200 gm chopped strawberries (I find the worse the condition of the strawberries the smaller you should chop them--don't worry, they'll still taste great.)
150 gm double cream/heavy whipping cream
1 tbsp granulated sugar
1 tsp vanilla extract
4 meringue nests (These you can buy in shops in Britain, I'm not sure where they're available in the US. When I get back, I might have to start making my own meringues.)

Also, optionally, a small dribble of balsamic vinegar.
Take those chopped strawberries and place them in a bowl.
Sprinkle about half a teaspoon of sugar on the berries and pour over a tiny dribble of balsamic vinegar, around 1/4 a teaspoon. Mix the berries up gently and leave them to mascerate. They'll burst forth all their juices. The balsamic vinegar is strange but somehow it heightens the taste of strawberries because it's sweet and sort of tangy. You don't want to really taste it, it will just make the strawberries taste even more strongly of strawberry.

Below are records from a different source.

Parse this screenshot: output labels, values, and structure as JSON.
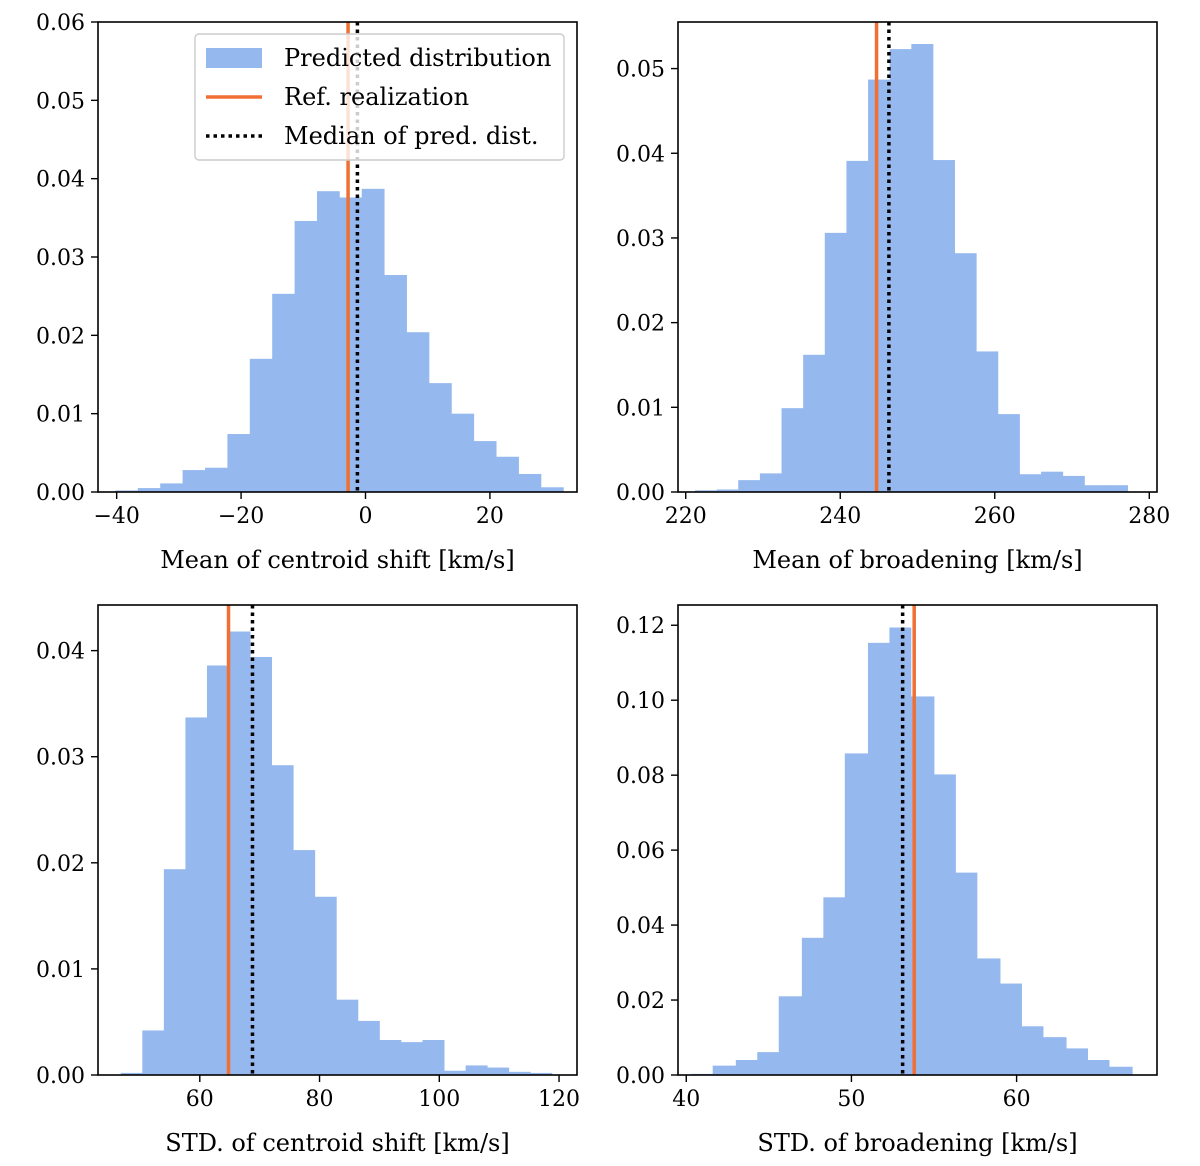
{
  "colors": {
    "hist": "#95b9ee",
    "ref": "#f07033",
    "median": "#000000"
  },
  "legend": {
    "items": [
      {
        "label": "Predicted distribution",
        "kind": "patch"
      },
      {
        "label": "Ref. realization",
        "kind": "line"
      },
      {
        "label": "Median of pred. dist.",
        "kind": "dotted"
      }
    ],
    "placement": "upper-right of first panel"
  },
  "chart_data": [
    {
      "type": "histogram",
      "xlabel": "Mean of centroid shift [km/s]",
      "ylabel": "",
      "xlim": [
        -43,
        34
      ],
      "ylim": [
        0,
        0.06
      ],
      "xticks": [
        -40,
        -20,
        0,
        20
      ],
      "xtick_labels": [
        "−40",
        "−20",
        "0",
        "20"
      ],
      "yticks": [
        0,
        0.01,
        0.02,
        0.03,
        0.04,
        0.05,
        0.06
      ],
      "ytick_labels": [
        "0.00",
        "0.01",
        "0.02",
        "0.03",
        "0.04",
        "0.05",
        "0.06"
      ],
      "bin_edges": [
        -40.2,
        -36.6,
        -33.0,
        -29.4,
        -25.8,
        -22.2,
        -18.6,
        -15.0,
        -11.4,
        -7.8,
        -4.2,
        -0.6,
        3.0,
        6.6,
        10.2,
        13.8,
        17.4,
        21.0,
        24.6,
        28.2,
        31.8
      ],
      "values": [
        0.0002,
        0.0005,
        0.0011,
        0.0028,
        0.0031,
        0.0074,
        0.017,
        0.0253,
        0.0346,
        0.0384,
        0.0376,
        0.0387,
        0.0277,
        0.0204,
        0.0139,
        0.01,
        0.0065,
        0.0045,
        0.0023,
        0.0006
      ],
      "ref_value": -2.8,
      "median_value": -1.3,
      "legend": true
    },
    {
      "type": "histogram",
      "xlabel": "Mean of broadening [km/s]",
      "ylabel": "",
      "xlim": [
        219,
        281
      ],
      "ylim": [
        0,
        0.0555
      ],
      "xticks": [
        220,
        240,
        260,
        280
      ],
      "xtick_labels": [
        "220",
        "240",
        "260",
        "280"
      ],
      "yticks": [
        0,
        0.01,
        0.02,
        0.03,
        0.04,
        0.05
      ],
      "ytick_labels": [
        "0.00",
        "0.01",
        "0.02",
        "0.03",
        "0.04",
        "0.05"
      ],
      "bin_edges": [
        221.2,
        224.0,
        226.8,
        229.6,
        232.4,
        235.2,
        238.0,
        240.8,
        243.6,
        246.4,
        249.2,
        252.0,
        254.8,
        257.6,
        260.4,
        263.2,
        266.0,
        268.8,
        271.6,
        274.4,
        277.2
      ],
      "values": [
        0.0002,
        0.0003,
        0.0014,
        0.0022,
        0.0099,
        0.0162,
        0.0306,
        0.0391,
        0.0487,
        0.0523,
        0.0529,
        0.0392,
        0.0282,
        0.0166,
        0.0092,
        0.0021,
        0.0024,
        0.0019,
        0.0008,
        0.0008
      ],
      "ref_value": 244.7,
      "median_value": 246.3,
      "legend": false
    },
    {
      "type": "histogram",
      "xlabel": "STD. of centroid shift [km/s]",
      "ylabel": "",
      "xlim": [
        43,
        123
      ],
      "ylim": [
        0,
        0.0443
      ],
      "xticks": [
        60,
        80,
        100,
        120
      ],
      "xtick_labels": [
        "60",
        "80",
        "100",
        "120"
      ],
      "yticks": [
        0,
        0.01,
        0.02,
        0.03,
        0.04
      ],
      "ytick_labels": [
        "0.00",
        "0.01",
        "0.02",
        "0.03",
        "0.04"
      ],
      "bin_edges": [
        46.8,
        50.4,
        54.0,
        57.6,
        61.2,
        64.8,
        68.4,
        72.0,
        75.6,
        79.2,
        82.8,
        86.4,
        90.0,
        93.6,
        97.2,
        100.8,
        104.4,
        108.0,
        111.6,
        115.2,
        118.8
      ],
      "values": [
        0.0002,
        0.0042,
        0.0194,
        0.0337,
        0.0386,
        0.0418,
        0.0394,
        0.0292,
        0.0212,
        0.0168,
        0.0071,
        0.0051,
        0.0033,
        0.0031,
        0.0033,
        0.0004,
        0.0009,
        0.0007,
        0.0003,
        0.0002
      ],
      "ref_value": 64.8,
      "median_value": 68.8,
      "legend": false
    },
    {
      "type": "histogram",
      "xlabel": "STD. of broadening [km/s]",
      "ylabel": "",
      "xlim": [
        39.5,
        68.5
      ],
      "ylim": [
        0,
        0.1254
      ],
      "xticks": [
        40,
        50,
        60
      ],
      "xtick_labels": [
        "40",
        "50",
        "60"
      ],
      "yticks": [
        0,
        0.02,
        0.04,
        0.06,
        0.08,
        0.1,
        0.12
      ],
      "ytick_labels": [
        "0.00",
        "0.02",
        "0.04",
        "0.06",
        "0.08",
        "0.10",
        "0.12"
      ],
      "bin_edges": [
        40.3,
        41.6,
        43.0,
        44.3,
        45.6,
        47.0,
        48.3,
        49.6,
        51.0,
        52.3,
        53.6,
        55.0,
        56.3,
        57.6,
        59.0,
        60.3,
        61.6,
        63.0,
        64.3,
        65.6,
        67.0
      ],
      "values": [
        0.0003,
        0.0025,
        0.004,
        0.0061,
        0.021,
        0.0366,
        0.0474,
        0.0858,
        0.1153,
        0.1194,
        0.101,
        0.0802,
        0.054,
        0.0311,
        0.0244,
        0.013,
        0.0101,
        0.0071,
        0.004,
        0.0022
      ],
      "ref_value": 53.8,
      "median_value": 53.1,
      "legend": false
    }
  ]
}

Put the cream in a larger bowl, sprinkleo n the rest of the sugar and dribble in the vanilla.
Softly whip the cream in the bowl. You don't want it too hard whipped, just to the point where it's no longer a liquid, just a big floppy mass.
Crumble the meringues in the cream. There should be some bitesize chunks and some dust.
Mix the meringues into the cream gently. Don't overmix.
Now add the strawberries.
Now when you mix them in, mix it only very, very gently. You want it to be loose and clumpy masses of crunchy bits in cream, with strawberries and their juice rippled through.
This is why it's called Eton Mess. It looks a mess, but...
...ew, still ugly. But... oh... so... delicious. It's hard to explain how good this is. Just try it.